When the guests were gone, Dorothy prepared for a hasty retreat to her room, but Arthur called to her as she reached the landing of the stairs, and asked:
“Shall we have one of our old time horseback rides ‘soon’ in the morning, Dorothy?”
“Yes. It delights me to hear our Virginia phrase ‘soon in the morning.’ Thank you, I’ll be ready. Good night.”
XXXVIII
SOON IN THE MORNING
IT was Dick who brought the horses on that next morning—Dick grown into a tall and comely fellow, and no longer dressed in the careless fashion of a year ago. For had not Dick spent two months in Richmond as his master’s body servant? And had he not there developed his native dandy instincts? And had not the sight of the well-nigh universal uniforms of that time bred in him a great longing to wear some sort of “soldier clothes”?
His master had indulged the fancy. He meant to keep Dick as his body servant throughout the coming war, and, at any rate while he sat as a member of that august body the constitutional convention, he wanted his “boy” to present the appearance of a gentleman’s servitor. So, when he took Dick to a tailor to be dressed in suitable fashion, he readily acquiesced in the young negro’s preference for a suit of velveteen and corduroys with brass buttons shining all over it like the stars in Ursa Major. The tailor, recognizing the shapeliness of the young negro’s person as something that afforded him an opportunity to display his skill in the matter of “fit” had brought all his art to bear upon the task of perfecting Dick’s livery.
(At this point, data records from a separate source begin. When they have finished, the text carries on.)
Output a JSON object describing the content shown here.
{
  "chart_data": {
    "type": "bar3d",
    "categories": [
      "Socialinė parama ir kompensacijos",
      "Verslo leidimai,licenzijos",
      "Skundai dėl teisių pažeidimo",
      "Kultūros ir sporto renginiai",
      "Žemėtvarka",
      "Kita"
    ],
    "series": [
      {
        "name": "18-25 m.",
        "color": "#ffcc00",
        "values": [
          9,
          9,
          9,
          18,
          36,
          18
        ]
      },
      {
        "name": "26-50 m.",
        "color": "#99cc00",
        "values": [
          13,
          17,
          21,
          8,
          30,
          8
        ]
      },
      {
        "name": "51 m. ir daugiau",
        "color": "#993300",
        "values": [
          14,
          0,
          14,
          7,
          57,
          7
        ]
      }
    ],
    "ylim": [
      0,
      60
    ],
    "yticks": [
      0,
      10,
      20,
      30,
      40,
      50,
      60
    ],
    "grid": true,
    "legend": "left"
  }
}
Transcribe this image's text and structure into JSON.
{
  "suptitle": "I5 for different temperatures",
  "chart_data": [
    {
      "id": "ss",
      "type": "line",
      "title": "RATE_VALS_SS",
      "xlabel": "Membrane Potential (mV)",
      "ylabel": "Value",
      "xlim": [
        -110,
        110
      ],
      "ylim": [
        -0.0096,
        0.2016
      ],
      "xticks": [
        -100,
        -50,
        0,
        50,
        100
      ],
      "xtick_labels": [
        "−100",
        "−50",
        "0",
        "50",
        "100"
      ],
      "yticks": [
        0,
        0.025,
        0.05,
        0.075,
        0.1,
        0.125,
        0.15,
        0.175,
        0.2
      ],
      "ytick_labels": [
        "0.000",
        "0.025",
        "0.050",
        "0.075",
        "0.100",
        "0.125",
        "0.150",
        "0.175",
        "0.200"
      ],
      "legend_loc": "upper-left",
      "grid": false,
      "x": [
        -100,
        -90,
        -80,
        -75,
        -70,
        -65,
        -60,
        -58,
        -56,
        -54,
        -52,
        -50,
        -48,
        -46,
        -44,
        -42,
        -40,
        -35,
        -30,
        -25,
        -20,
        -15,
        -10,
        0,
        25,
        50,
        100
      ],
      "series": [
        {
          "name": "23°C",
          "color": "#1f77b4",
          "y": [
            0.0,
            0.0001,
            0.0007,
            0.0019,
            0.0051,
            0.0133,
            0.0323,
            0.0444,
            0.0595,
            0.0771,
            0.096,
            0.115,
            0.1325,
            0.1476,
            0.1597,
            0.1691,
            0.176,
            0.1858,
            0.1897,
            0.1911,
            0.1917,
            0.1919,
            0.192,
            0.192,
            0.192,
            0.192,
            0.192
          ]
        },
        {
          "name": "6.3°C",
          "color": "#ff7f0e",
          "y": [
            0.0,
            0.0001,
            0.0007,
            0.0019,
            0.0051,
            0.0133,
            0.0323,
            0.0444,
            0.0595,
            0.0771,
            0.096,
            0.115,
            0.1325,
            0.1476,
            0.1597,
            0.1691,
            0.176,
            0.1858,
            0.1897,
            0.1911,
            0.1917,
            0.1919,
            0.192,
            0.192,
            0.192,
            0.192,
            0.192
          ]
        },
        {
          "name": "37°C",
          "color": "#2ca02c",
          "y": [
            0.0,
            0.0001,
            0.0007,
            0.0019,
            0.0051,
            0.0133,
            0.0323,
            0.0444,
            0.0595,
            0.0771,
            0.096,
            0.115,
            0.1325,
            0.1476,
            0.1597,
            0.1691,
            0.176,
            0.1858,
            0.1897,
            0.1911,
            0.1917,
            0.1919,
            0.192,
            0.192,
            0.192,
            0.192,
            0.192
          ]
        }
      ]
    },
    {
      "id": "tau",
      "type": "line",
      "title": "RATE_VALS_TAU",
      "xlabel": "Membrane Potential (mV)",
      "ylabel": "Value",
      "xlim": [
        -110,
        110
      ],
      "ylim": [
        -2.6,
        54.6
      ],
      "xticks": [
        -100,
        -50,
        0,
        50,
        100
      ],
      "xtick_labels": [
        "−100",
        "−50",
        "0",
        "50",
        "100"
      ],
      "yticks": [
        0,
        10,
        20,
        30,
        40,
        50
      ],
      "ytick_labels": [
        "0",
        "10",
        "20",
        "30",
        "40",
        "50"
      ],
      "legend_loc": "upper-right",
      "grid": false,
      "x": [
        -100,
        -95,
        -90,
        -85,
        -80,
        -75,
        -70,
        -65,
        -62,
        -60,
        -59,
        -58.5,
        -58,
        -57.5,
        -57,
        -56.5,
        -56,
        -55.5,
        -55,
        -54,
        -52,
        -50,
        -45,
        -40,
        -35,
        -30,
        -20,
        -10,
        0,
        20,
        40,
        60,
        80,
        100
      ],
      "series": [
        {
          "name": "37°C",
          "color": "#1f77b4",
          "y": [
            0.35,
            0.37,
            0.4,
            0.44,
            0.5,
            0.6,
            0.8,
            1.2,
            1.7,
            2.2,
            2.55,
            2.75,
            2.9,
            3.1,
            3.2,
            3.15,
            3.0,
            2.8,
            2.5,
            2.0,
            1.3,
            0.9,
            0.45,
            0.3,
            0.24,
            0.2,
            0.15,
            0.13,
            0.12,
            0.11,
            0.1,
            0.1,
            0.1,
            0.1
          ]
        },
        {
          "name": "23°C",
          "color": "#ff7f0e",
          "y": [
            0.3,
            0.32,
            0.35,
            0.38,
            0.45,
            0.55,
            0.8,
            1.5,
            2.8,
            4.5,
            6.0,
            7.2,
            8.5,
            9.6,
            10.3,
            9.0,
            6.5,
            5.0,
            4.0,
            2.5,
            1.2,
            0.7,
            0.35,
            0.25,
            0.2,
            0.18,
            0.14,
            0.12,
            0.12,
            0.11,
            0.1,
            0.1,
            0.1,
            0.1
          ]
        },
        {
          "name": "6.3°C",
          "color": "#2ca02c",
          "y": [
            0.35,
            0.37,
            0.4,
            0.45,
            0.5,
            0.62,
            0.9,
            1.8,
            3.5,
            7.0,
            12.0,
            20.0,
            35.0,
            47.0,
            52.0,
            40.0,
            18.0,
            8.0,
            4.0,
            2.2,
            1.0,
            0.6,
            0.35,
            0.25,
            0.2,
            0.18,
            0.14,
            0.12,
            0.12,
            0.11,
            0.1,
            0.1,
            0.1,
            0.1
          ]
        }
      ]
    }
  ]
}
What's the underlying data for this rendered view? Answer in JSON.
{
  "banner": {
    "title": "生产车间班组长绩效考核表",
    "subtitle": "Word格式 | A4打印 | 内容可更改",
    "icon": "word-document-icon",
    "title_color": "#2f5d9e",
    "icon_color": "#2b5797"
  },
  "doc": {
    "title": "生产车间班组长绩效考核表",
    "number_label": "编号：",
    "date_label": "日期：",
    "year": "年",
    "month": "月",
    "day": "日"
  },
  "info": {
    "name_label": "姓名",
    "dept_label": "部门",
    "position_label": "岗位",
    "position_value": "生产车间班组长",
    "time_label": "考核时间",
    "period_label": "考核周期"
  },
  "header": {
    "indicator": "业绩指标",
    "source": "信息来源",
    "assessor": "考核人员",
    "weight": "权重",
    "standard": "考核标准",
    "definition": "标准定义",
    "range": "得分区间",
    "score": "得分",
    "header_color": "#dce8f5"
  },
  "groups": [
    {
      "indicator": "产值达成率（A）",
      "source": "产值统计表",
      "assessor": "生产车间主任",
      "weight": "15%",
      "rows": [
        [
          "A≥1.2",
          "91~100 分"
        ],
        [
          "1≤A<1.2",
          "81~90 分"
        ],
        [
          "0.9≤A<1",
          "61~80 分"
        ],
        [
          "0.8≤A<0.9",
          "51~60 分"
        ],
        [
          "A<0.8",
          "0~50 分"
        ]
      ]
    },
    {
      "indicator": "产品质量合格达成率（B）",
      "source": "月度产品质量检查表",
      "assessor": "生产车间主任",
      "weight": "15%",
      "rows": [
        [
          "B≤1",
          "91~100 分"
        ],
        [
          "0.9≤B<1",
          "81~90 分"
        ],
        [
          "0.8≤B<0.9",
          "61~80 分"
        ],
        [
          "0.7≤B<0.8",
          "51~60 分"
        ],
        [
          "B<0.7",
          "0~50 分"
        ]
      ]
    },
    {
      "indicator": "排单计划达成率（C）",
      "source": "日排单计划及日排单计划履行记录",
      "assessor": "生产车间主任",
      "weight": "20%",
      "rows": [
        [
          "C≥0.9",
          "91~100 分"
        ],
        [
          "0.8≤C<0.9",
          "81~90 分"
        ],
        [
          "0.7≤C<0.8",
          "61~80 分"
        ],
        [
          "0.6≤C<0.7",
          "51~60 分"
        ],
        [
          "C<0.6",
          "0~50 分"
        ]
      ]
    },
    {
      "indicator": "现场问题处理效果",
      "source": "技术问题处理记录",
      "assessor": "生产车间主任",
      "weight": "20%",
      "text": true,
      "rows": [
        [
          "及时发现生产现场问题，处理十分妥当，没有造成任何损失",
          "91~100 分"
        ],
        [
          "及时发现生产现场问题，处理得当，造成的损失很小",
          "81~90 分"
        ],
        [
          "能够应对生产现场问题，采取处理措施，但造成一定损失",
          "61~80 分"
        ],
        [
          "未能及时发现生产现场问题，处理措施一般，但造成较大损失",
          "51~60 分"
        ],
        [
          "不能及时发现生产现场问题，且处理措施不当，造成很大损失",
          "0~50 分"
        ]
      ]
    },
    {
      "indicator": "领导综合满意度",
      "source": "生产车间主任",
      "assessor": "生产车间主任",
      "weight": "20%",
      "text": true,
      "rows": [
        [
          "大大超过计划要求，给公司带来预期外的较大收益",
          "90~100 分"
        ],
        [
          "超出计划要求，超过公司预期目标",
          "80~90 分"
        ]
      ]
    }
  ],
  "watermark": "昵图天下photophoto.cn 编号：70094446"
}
Dick in his turn had employed strategy in securing an opportunity to show himself in his new glory to his “Mis’ Dorothy.” Ben, the hostler who usually brought the horses had recently “got religion”—a bilious process which at that time was apt to render a negro specially indifferent to the obligations of morality with respect to “chickens fryin’ size,” and gloomily unfit for the performance of his ordinary duties. Dick had labored over night with “Bro’ Ben,” persuading him that he was really ill, and inducing him to swallow two blue mass pills—the which Dick had adroitly filched from the medicine chest in the laboratory. And as Dick, since his service “endurin’ of de feveh,” had enjoyed the reputation of knowing “ ‘mos as much as a sho’ ’nuff doctah,” Ben readily acquiesced in Dick’s suggestion that he, Ben, should lie abed in the morning, Dick kindly volunteering to feed and curry his mules for him and “bring de hosses.”
Dick’s strategy accomplished its purpose, and so it was Dick, resplendent in a livery that might have done credit to a field marshal on dress parade, who presented himself at the gate that morning in charge of his master’s and Dorothy’s mounts.
Arthur looked at him and asked:
“Why are you in full-dress uniform today, General Dick?”